L’analisi di Uecoop sui dati dell’Ispettorato nazionale del lavoro fa emergere che in un anno si sono licenziate oltre 20mila donne, praticamente, oltre una mamma su due (53,3%) che si licenzia lo fa perché non riesce a conciliare con il proprio lavoro la cura dei figli, il tempo fuori casa e gli orari di scuole e asili nido.
Le motivazioni principali che hanno spinto oltre 20mila donne in un anno a lasciare il lavoro, sono la spesa per il nido e per la babysitter, la carenza di posti negli asili nido, la disgregazione della famiglia tradizionale e la cerchia di parenti che si restringe, l’incompatibilità degli orari e dei ritmi di lavoro con la cura della prole, a queste si aggiunge l’emergenza Covid.

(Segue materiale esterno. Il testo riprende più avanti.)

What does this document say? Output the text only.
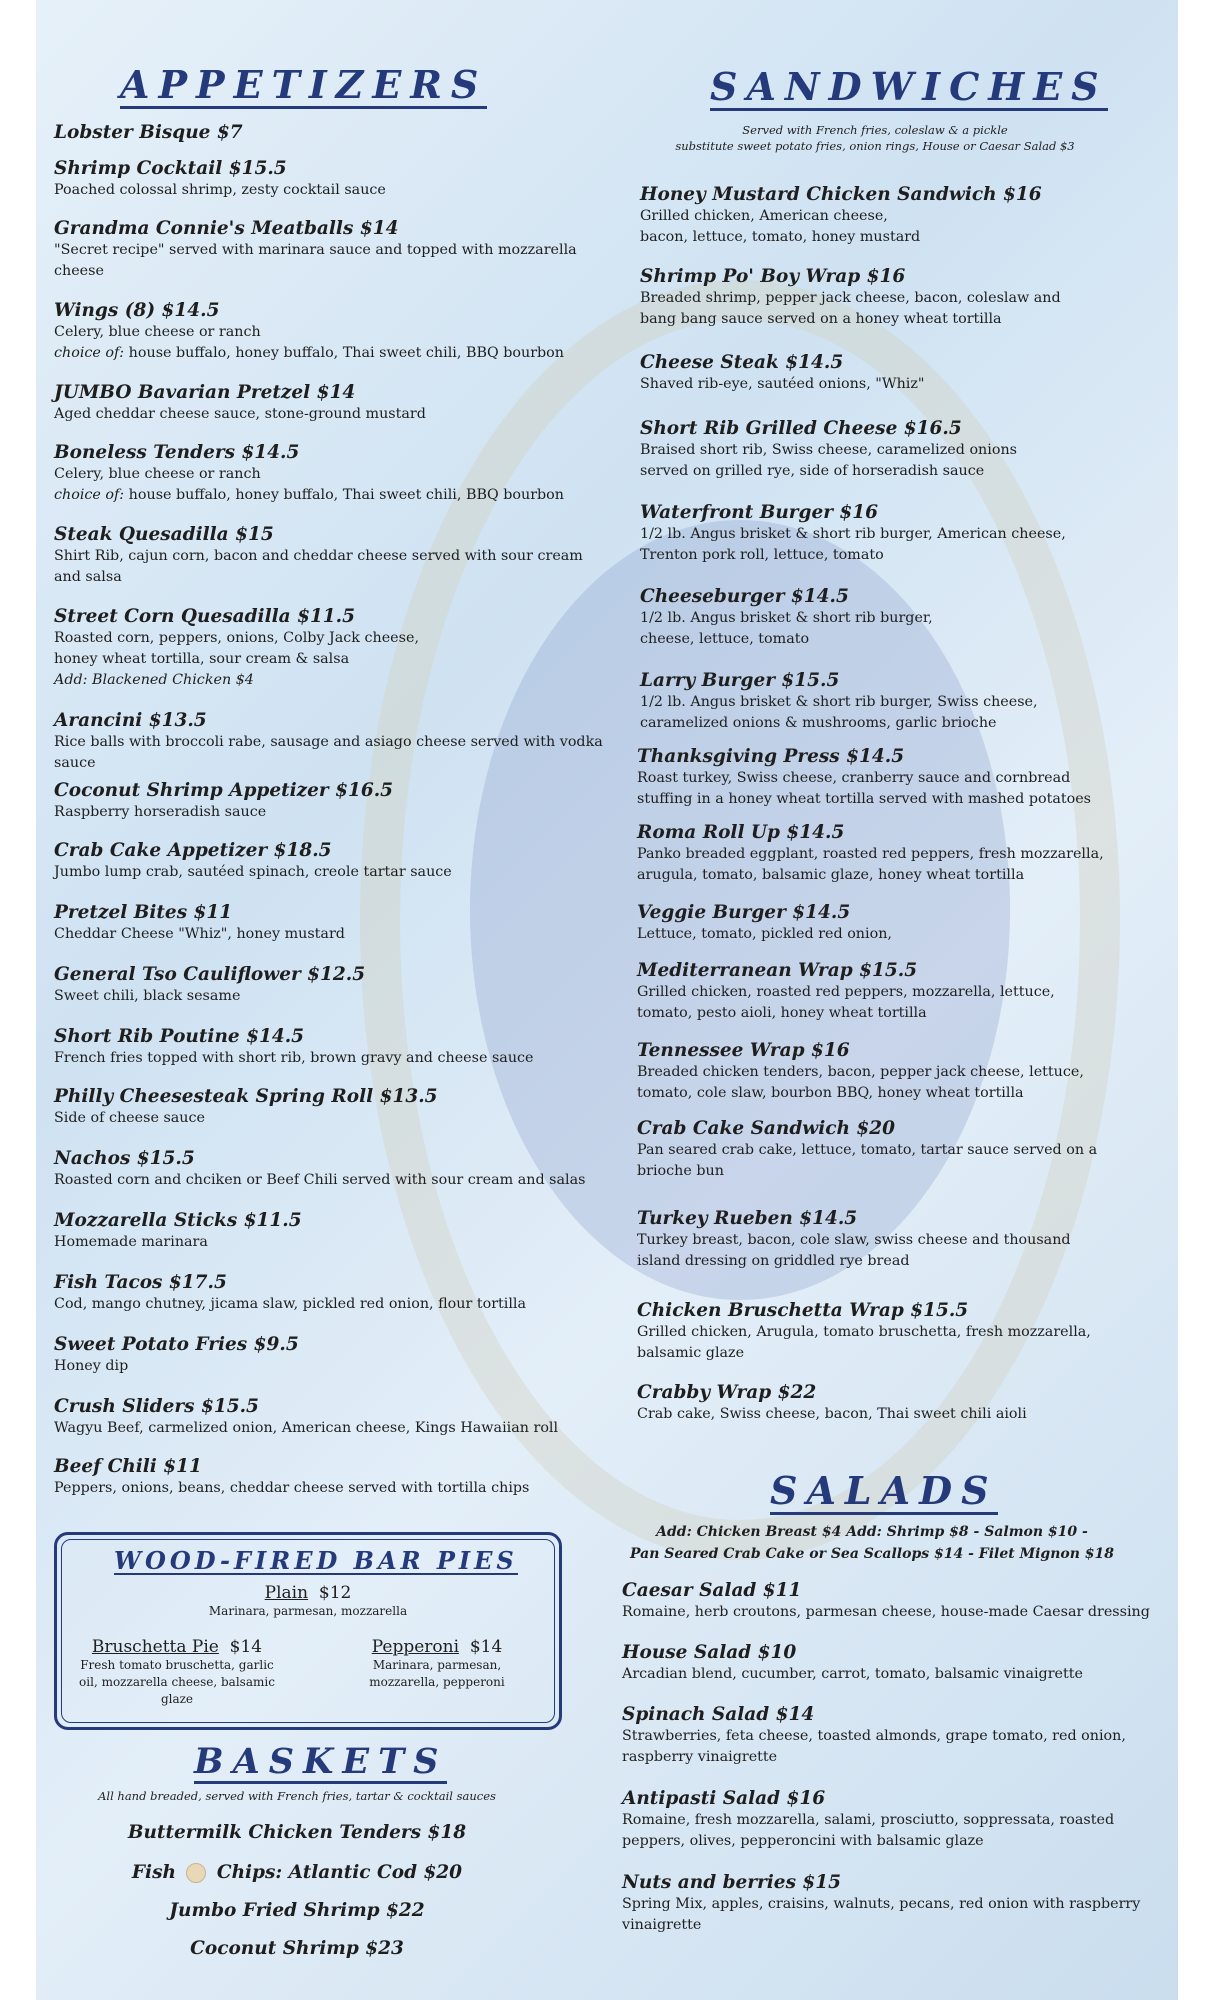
APPETIZERS
Lobster Bisque $7
Shrimp Cocktail $15.5
Poached colossal shrimp, zesty cocktail sauce
Grandma Connie's Meatballs $14
"Secret recipe" served with marinara sauce and topped with mozzarella cheese
Wings (8) $14.5
Celery, blue cheese or ranch
choice of: house buffalo, honey buffalo, Thai sweet chili, BBQ bourbon
JUMBO Bavarian Pretzel $14
Aged cheddar cheese sauce, stone-ground mustard
Boneless Tenders $14.5
Celery, blue cheese or ranch
choice of: house buffalo, honey buffalo, Thai sweet chili, BBQ bourbon
Steak Quesadilla $15
Shirt Rib, cajun corn, bacon and cheddar cheese served with sour cream and salsa
Street Corn Quesadilla $11.5
Roasted corn, peppers, onions, Colby Jack cheese, honey wheat tortilla, sour cream & salsa
Add: Blackened Chicken $4
Arancini $13.5
Rice balls with broccoli rabe, sausage and asiago cheese served with vodka sauce
Coconut Shrimp Appetizer $16.5
Raspberry horseradish sauce
Crab Cake Appetizer $18.5
Jumbo lump crab, sautéed spinach, creole tartar sauce
Pretzel Bites $11
Cheddar Cheese "Whiz", honey mustard
General Tso Cauliflower $12.5
Sweet chili, black sesame
Short Rib Poutine $14.5
French fries topped with short rib, brown gravy and cheese sauce
Philly Cheesesteak Spring Roll $13.5
Side of cheese sauce
Nachos $15.5
Roasted corn and chciken or Beef Chili served with sour cream and salas
Mozzarella Sticks $11.5
Homemade marinara
Fish Tacos $17.5
Cod, mango chutney, jicama slaw, pickled red onion, flour tortilla
Sweet Potato Fries $9.5
Honey dip
Crush Sliders $15.5
Wagyu Beef, carmelized onion, American cheese, Kings Hawaiian roll
Beef Chili $11
Peppers, onions, beans, cheddar cheese served with tortilla chips
WOOD-FIRED BAR PIES
Plain $12
Marinara, parmesan, mozzarella
Bruschetta Pie $14
Fresh tomato bruschetta, garlic oil, mozzarella cheese, balsamic glaze
Pepperoni $14
Marinara, parmesan, mozzarella, pepperoni
BASKETS
All hand breaded, served with French fries, tartar & cocktail sauces
Buttermilk Chicken Tenders $18
Fish Chips: Atlantic Cod $20
Jumbo Fried Shrimp $22
Coconut Shrimp $23
SANDWICHES
Served with French fries, coleslaw & a pickle
substitute sweet potato fries, onion rings, House or Caesar Salad $3
Honey Mustard Chicken Sandwich $16
Grilled chicken, American cheese, bacon, lettuce, tomato, honey mustard
Shrimp Po' Boy Wrap $16
Breaded shrimp, pepper jack cheese, bacon, coleslaw and bang bang sauce served on a honey wheat tortilla
Cheese Steak $14.5
Shaved rib-eye, sautéed onions, "Whiz"
Short Rib Grilled Cheese $16.5
Braised short rib, Swiss cheese, caramelized onions served on grilled rye, side of horseradish sauce
Waterfront Burger $16
1/2 lb. Angus brisket & short rib burger, American cheese, Trenton pork roll, lettuce, tomato
Cheeseburger $14.5
1/2 lb. Angus brisket & short rib burger, cheese, lettuce, tomato
Larry Burger $15.5
1/2 lb. Angus brisket & short rib burger, Swiss cheese, caramelized onions & mushrooms, garlic brioche
Thanksgiving Press $14.5
Roast turkey, Swiss cheese, cranberry sauce and cornbread stuffing in a honey wheat tortilla served with mashed potatoes
Roma Roll Up $14.5
Panko breaded eggplant, roasted red peppers, fresh mozzarella, arugula, tomato, balsamic glaze, honey wheat tortilla
Veggie Burger $14.5
Lettuce, tomato, pickled red onion,
Mediterranean Wrap $15.5
Grilled chicken, roasted red peppers, mozzarella, lettuce, tomato, pesto aioli, honey wheat tortilla
Tennessee Wrap $16
Breaded chicken tenders, bacon, pepper jack cheese, lettuce, tomato, cole slaw, bourbon BBQ, honey wheat tortilla
Crab Cake Sandwich $20
Pan seared crab cake, lettuce, tomato, tartar sauce served on a brioche bun
Turkey Rueben $14.5
Turkey breast, bacon, cole slaw, swiss cheese and thousand island dressing on griddled rye bread
Chicken Bruschetta Wrap $15.5
Grilled chicken, Arugula, tomato bruschetta, fresh mozzarella, balsamic glaze
Crabby Wrap $22
Crab cake, Swiss cheese, bacon, Thai sweet chili aioli
SALADS
Add: Chicken Breast $4 Add: Shrimp $8 - Salmon $10 -
Pan Seared Crab Cake or Sea Scallops $14 - Filet Mignon $18
Caesar Salad $11
Romaine, herb croutons, parmesan cheese, house-made Caesar dressing
House Salad $10
Arcadian blend, cucumber, carrot, tomato, balsamic vinaigrette
Spinach Salad $14
Strawberries, feta cheese, toasted almonds, grape tomato, red onion, raspberry vinaigrette
Antipasti Salad $16
Romaine, fresh mozzarella, salami, prosciutto, soppressata, roasted peppers, olives, pepperoncini with balsamic glaze
Nuts and berries $15
Spring Mix, apples, craisins, walnuts, pecans, red onion with raspberry vinaigrette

La pandemia, con i ritmi della vita moderna, gli impegni sempre più pressanti, la precarietà di molte professioni, le crisi economiche e l’incertezza sul futuro, stanno mettendo a dura prova la capacità di resistenza delle famiglie che hanno, anche, il problema di trovare e pagare un posto alla scuola materna per i figli.
Oltre ai servizi tradizionali pubblici e privati, stanno crescendo offerte alternative come asili nelle aziende per i figli dei dipendenti o i mini nido con ‘tate’, che seguono piccoli gruppi di bambini in grandi appartamenti attrezzati diffusi, soprattutto, nelle grandi città e a livello regionale.
In questo scenario sempre più spesso il welfare privato integra quello pubblico grazie ad accordi aziendali nei quali ai primi 4 posti dei servizi più richiesti ci sono proprio quelli che riguardano la scuola e l’istruzione dei figli (79%), la salute (78%), l’assistenza (78%) e la previdenza (77%) secondo un’analisi di Uecoop.
Tutti servizi sono spesso realizzati grazie a cooperative in grado di offrire personale già formato e locali adatti, ma è urgente potenziare l’offerta per arrivare a un servizio alle famiglie che copra, come nella media europea, almeno il 33% dei bambini fino ai tre anni di età.